Strict Self-Assembly of Discrete Self-Similar Fractal Shapes

TL;DR

This paper presents a polynomial-time algorithm to determine if a discrete self-similar fractal shape can be strictly self-assembled in the aTAM model, introducing new methods and characterizations for self-assembly capabilities.

Contribution

It provides the first polynomial-time decision algorithm for strict self-assembly of self-similar fractals in the aTAM and introduces self-describing circuits for rigorous proofs.

Findings

The aTAM can strictly assemble a variant of the Sierpinski Carpet.

The ability to pass information in the fractal generator determines self-assembly feasibility.

Bounded treewidth productions limit the complexity of self-assembled patterns.

Abstract

This paper gives a (polynomial time) algorithm to decide whether a given Discrete Self-Similar Fractal Shape can be assembled in the aTAM model.In the positive case, the construction relies on a Self-Assembling System in the aTAM which strictly assembles a particular self-similar fractal shape, namely a variant $K^\infty$ of the Sierpinski Carpet.
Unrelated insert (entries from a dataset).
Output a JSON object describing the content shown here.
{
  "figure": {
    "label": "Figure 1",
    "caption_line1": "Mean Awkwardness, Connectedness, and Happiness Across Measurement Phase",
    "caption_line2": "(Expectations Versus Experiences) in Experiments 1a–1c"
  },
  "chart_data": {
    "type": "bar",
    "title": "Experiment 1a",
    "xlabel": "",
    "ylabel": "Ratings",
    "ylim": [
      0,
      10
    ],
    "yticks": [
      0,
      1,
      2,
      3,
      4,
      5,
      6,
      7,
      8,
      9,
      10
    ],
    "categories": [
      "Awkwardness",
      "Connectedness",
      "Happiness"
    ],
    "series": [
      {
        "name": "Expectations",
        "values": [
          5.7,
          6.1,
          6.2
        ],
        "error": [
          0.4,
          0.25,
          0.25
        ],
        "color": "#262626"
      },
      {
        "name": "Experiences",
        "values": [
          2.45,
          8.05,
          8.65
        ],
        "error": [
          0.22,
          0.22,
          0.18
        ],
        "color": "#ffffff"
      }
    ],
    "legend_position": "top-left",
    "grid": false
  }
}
We prove that the aTAM we propose is correct through a novel device, \emph{self-describing circuits} which are generally useful for rigorous yet readable proofs of the behaviour of aTAMs.We then discuss which self-similar fractals can or cannot be strictly self-assembled in the aTAM. It turns out that the ability of iterates of the generator to pass information is crucial: either this \emph{bandwidth} is eventually sufficient in both cardinal directions and $K^\infty$ appears within the fractal pattern after some finite number of iterations, or that bandwidth remains ever insufficient in one direction and any aTAM trying to self-assemble the shape will end up either bounded with an ultimately periodic pattern covering arbitrarily large squares. This is established thanks to a new characterization of the productions of systems whose productions have a uniformly bounded treewidth.